Театр теней

Всеволод Лавров
            Над руинами Черного Города медленно поднимается новый день. Небо исполняется призрачным сиянием, словно за незримым пологом этого мира кто-то зажег божественную свечу. С каждой секундой свет набирает силу, наливаясь по границе с тьмой кровавым багрянцем. Наконец пунцовый вал отливает от линии горизонта, прокатываясь параболическими волнами до вышних небесных сфер, оставляя за собой алеющий занавес рассвета. Красная кромка наползает на небосвод, пробегает дрожащей струной в километрах над руинами, словно скользя по поверхности невидимой полусферы.
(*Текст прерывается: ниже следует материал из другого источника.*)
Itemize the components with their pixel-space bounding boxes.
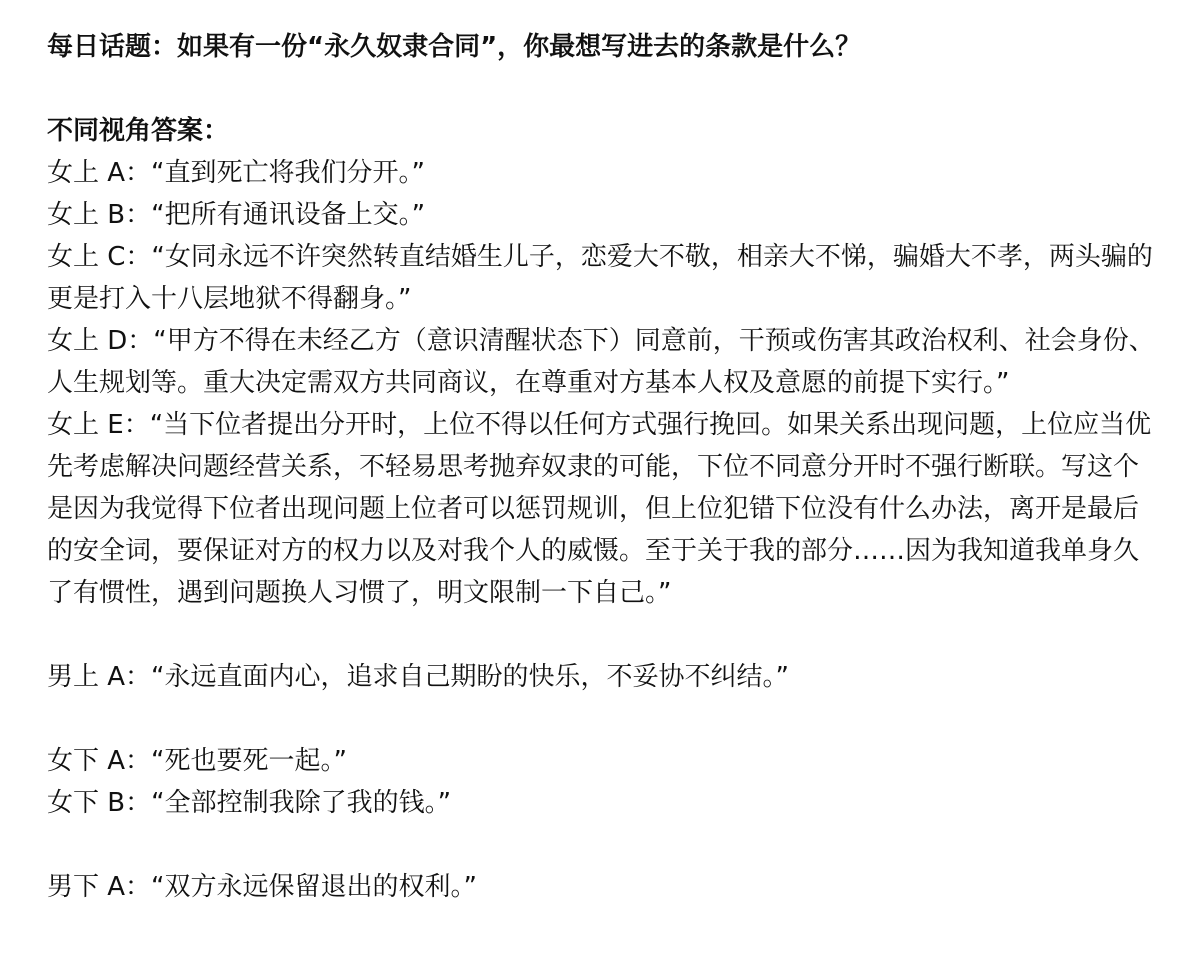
answer-female-top-d: 女上 D：“甲方不得在未经乙方（意识清醒状态下）同意前，干预或伤害其政治权利、社会身份、人生规划等。重大决定需双方共同商议，在尊重对方基本人权及意愿的前提下实行。” [47, 326, 1155, 398]
answer-female-bottom-a: 女下 A：“死也要死一起。” [47, 746, 347, 776]
document-body [47, 26, 1157, 908]
topic-title: 每日话题：如果有一份“永久奴隶合同”，你最想写进去的条款是什么？ [47, 32, 862, 62]
answer-female-bottom-b: 女下 B：“全部控制我除了我的钱。” [47, 788, 452, 818]
spacer [47, 698, 1157, 740]
answer-male-top-a: 男上 A：“永远直面内心，追求自己期盼的快乐，不妥协不纠结。” [47, 662, 789, 692]
section-heading: 不同视角答案： [47, 116, 230, 146]
spacer [47, 824, 1157, 866]
answer-female-top-a: 女上 A：“直到死亡将我们分开。” [47, 158, 425, 188]
answer-female-top-e: 女上 E：“当下位者提出分开时，上位不得以任何方式强行挽回。如果关系出现问题，上位应当优先考虑解决问题经营关系，不轻易思考抛弃奴隶的可能，下位不同意分开时不强行断联。写这个是因为我觉得下位者出现问题上位者可以惩罚规训，但上位犯错下位没有什么办法，离开是最后的安全词，要保证对方的权力以及对我个人的威慑。至于关于我的部分……因为我知道我单身久了有惯性，遇到问题换人习惯了，明文限制一下自己。” [47, 410, 1152, 608]
spacer [47, 614, 1157, 656]
answer-female-top-b: 女上 B：“把所有通讯设备上交。” [47, 200, 426, 230]
spacer [47, 68, 1157, 110]
answer-male-bottom-a: 男下 A：“双方永远保留退出的权利。” [47, 872, 477, 902]
answer-female-top-c: 女上 C：“女同永远不许突然转直结婚生儿子，恋爱大不敬，相亲大不悌，骗婚大不孝，两头骗的更是打入十八层地狱不得翻身。” [47, 242, 1153, 314]
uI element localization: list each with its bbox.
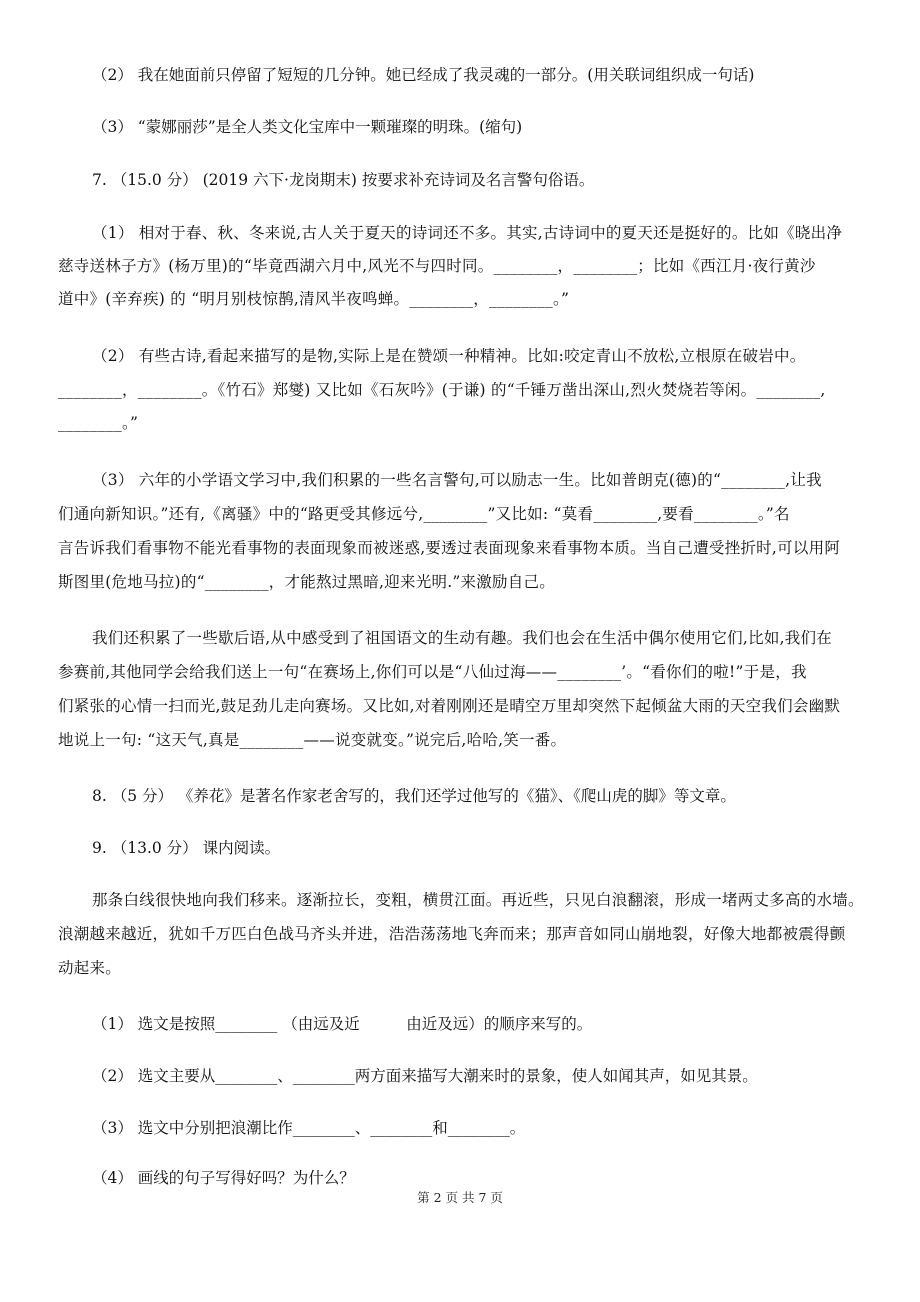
q7-p2-line2: ________，________。《竹石》郑燮) 又比如《石灰吟》(于谦) 的“千锤万凿出深山,烈火焚烧若等闲。________, — [58, 381, 826, 399]
q9-passage-line2: 浪潮越来越近，犹如千万匹白色战马齐头并进，浩浩荡荡地飞奔而来；那声音如同山崩地裂，好像大地都被震得颤 — [58, 925, 846, 943]
q9-sub2: （2） 选文主要从________、________两方面来描写大潮来时的景象，使人如闻其声，如见其景。 — [92, 1067, 758, 1085]
q7-header: 7. （15.0 分） (2019 六下·龙岗期末) 按要求补充诗词及名言警句俗语。 — [92, 171, 595, 189]
q8-text: 8. （5 分） 《养花》是著名作家老舍写的，我们还学过他写的《猫》、《爬山虎的脚》等文章。 — [92, 787, 736, 805]
q9-passage-line1: 那条白线很快地向我们移来。逐渐拉长，变粗，横贯江面。再近些，只见白浪翻滚，形成一堵两丈多高的水墙。 — [92, 891, 864, 909]
q7-p4-line2: 参赛前,其他同学会给我们送上一句“在赛场上,你们可以是“八仙过海——________’。“看你们的啦!”于是，我 — [58, 663, 807, 681]
q7-p3-line3: 言告诉我们看事物不能光看事物的表面现象而被迷惑,要透过表面现象来看事物本质。当自己遭受挫折时,可以用阿 — [58, 539, 841, 557]
q9-sub1: （1） 选文是按照________ （由远及近 由近及远）的顺序来写的。 — [92, 1015, 593, 1033]
q7-p4-line3: 们紧张的心情一扫而光,鼓足劲儿走向赛场。又比如,对着刚刚还是晴空万里却突然下起倾盆大雨的天空我们会幽默 — [58, 697, 841, 715]
page-footer: 第 2 页 共 7 页 — [417, 1190, 503, 1205]
q7-p2-line1: （2） 有些古诗,看起来描写的是物,实际上是在赞颂一种精神。比如:咬定青山不放松,立根原在破岩中。 — [92, 347, 806, 365]
q9-sub3: （3） 选文中分别把浪潮比作________、________和________。 — [92, 1119, 526, 1137]
q7-p4-line4: 地说上一句: “这天气,真是________——说变就变。”说完后,哈哈,笑一番。 — [58, 731, 567, 749]
q7-p2-line3: ________。” — [58, 414, 139, 432]
q7-p1-line2: 慈寺送林子方》(杨万里)的“毕竟西湖六月中,风光不与四时同。________，________；比如《西江月·夜行黄沙 — [58, 257, 816, 275]
q9-passage-line3: 动起来。 — [58, 959, 122, 977]
q7-p3-line2: 们通向新知识。”还有,《离骚》中的“路更受其修远兮,________”又比如: “莫看________,要看________。”名 — [58, 505, 790, 523]
q7-p1-line1: （1） 相对于春、秋、冬来说,古人关于夏天的诗词还不多。其实,古诗词中的夏天还是挺好的。比如《晓出净 — [92, 224, 843, 242]
q9-sub4: （4） 画线的句子写得好吗？为什么？ — [92, 1169, 355, 1187]
q7-p3-line1: （3） 六年的小学语文学习中,我们积累的一些名言警句,可以励志一生。比如普朗克(德)的“________,让我 — [92, 471, 822, 489]
q9-header: 9. （13.0 分） 课内阅读。 — [92, 839, 281, 857]
q7-p1-line3: 道中》(辛弃疾) 的 “明月别枝惊鹊,清风半夜鸣蝉。________，________。” — [58, 290, 570, 308]
q7-p4-line1: 我们还积累了一些歇后语,从中感受到了祖国语文的生动有趣。我们也会在生活中偶尔使用它们,比如,我们在 — [92, 629, 833, 647]
q6-item3: （3） “蒙娜丽莎”是全人类文化宝库中一颗璀璨的明珠。(缩句) — [92, 118, 523, 136]
q7-p3-line4: 斯图里(危地马拉)的“________，才能熬过黑暗,迎来光明.”来激励自己。 — [58, 573, 556, 591]
q6-item2: （2） 我在她面前只停留了短短的几分钟。她已经成了我灵魂的一部分。(用关联词组织成一句话) — [92, 66, 755, 84]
На всей, утонувшей в вечном сумраке, планете единственно в пределы этого воздушного купола проникает теперь рассеянный рыжеватый, приглушенный свет. И в той местности, до которой дотягиваются ленивые дрожащие лучи, начинается неспешное преображение.
            Бескрайние дюны графитового цвета вспыхивают тусклым металлическим блеском. Черный песок оживает и тонкими струями устремляется к небу. Песчаные нити свиваются, образуя причудливые сталагмиты. Исполинские барханы приходят в движение и, подобно рою насекомых, – черным пульсирующим облаком, состоящим из мелких, словно согласованных между собой частиц, - поднимаются в воздух, ненадолго зависают, но почти сразу начинают движение вслед свету восстающего дня.
            Когда светило входит в зенит, черный песок начинает оплетать остовы разрушенных строений, которые еще недавно были под ним похоронены. Проходит совсем немного времени, и вот уже проявляются первые призрачные контуры зданий, даже целых городских структур. Из ниоткуда формируются массивные небоскребы, обозначаются очертания улиц.
            Внизу над самой землей стелется пепельными клубами густой туман. Он с необычайной быстротой расползается по вновь воссозданным районам мертвого города, заполняет собой улицы и переулки. Наконец, там, где преображение городского ландшафта уже достигло финальной стадии, пелена тумана рвется на множество мелких клочков, а те, в свою очередь, распадаются на бессчетное число пылевых завихрений. Эти мини-вихри – разных размеров, и с разной же скоростью – мечутся, сталкиваются, переплетаются, просачиваются сквозь друг друга, приводя улицы в движение.
            Черный Город приподнимает занавесь перед грядущим представлением. Роящиеся дымные клубы обретают силуэты и, словно безымянные актеры перед спектаклем, примеряющие личины своих персонажей, готовятся исполнить роли им предназначенные. И вот уже по городу снуют по своим делам тени тех, кто некогда населял это место. Черные призраки горожан вышагивают по черным клише проспектов – иногда поодиночке, иногда группами; иные, увлекшись игрой, имитируют взаимодействие. По дорогам мчатся дымовые образы машин. Другие машины курсируют в воздухе между зданиями или вдоль фасадов.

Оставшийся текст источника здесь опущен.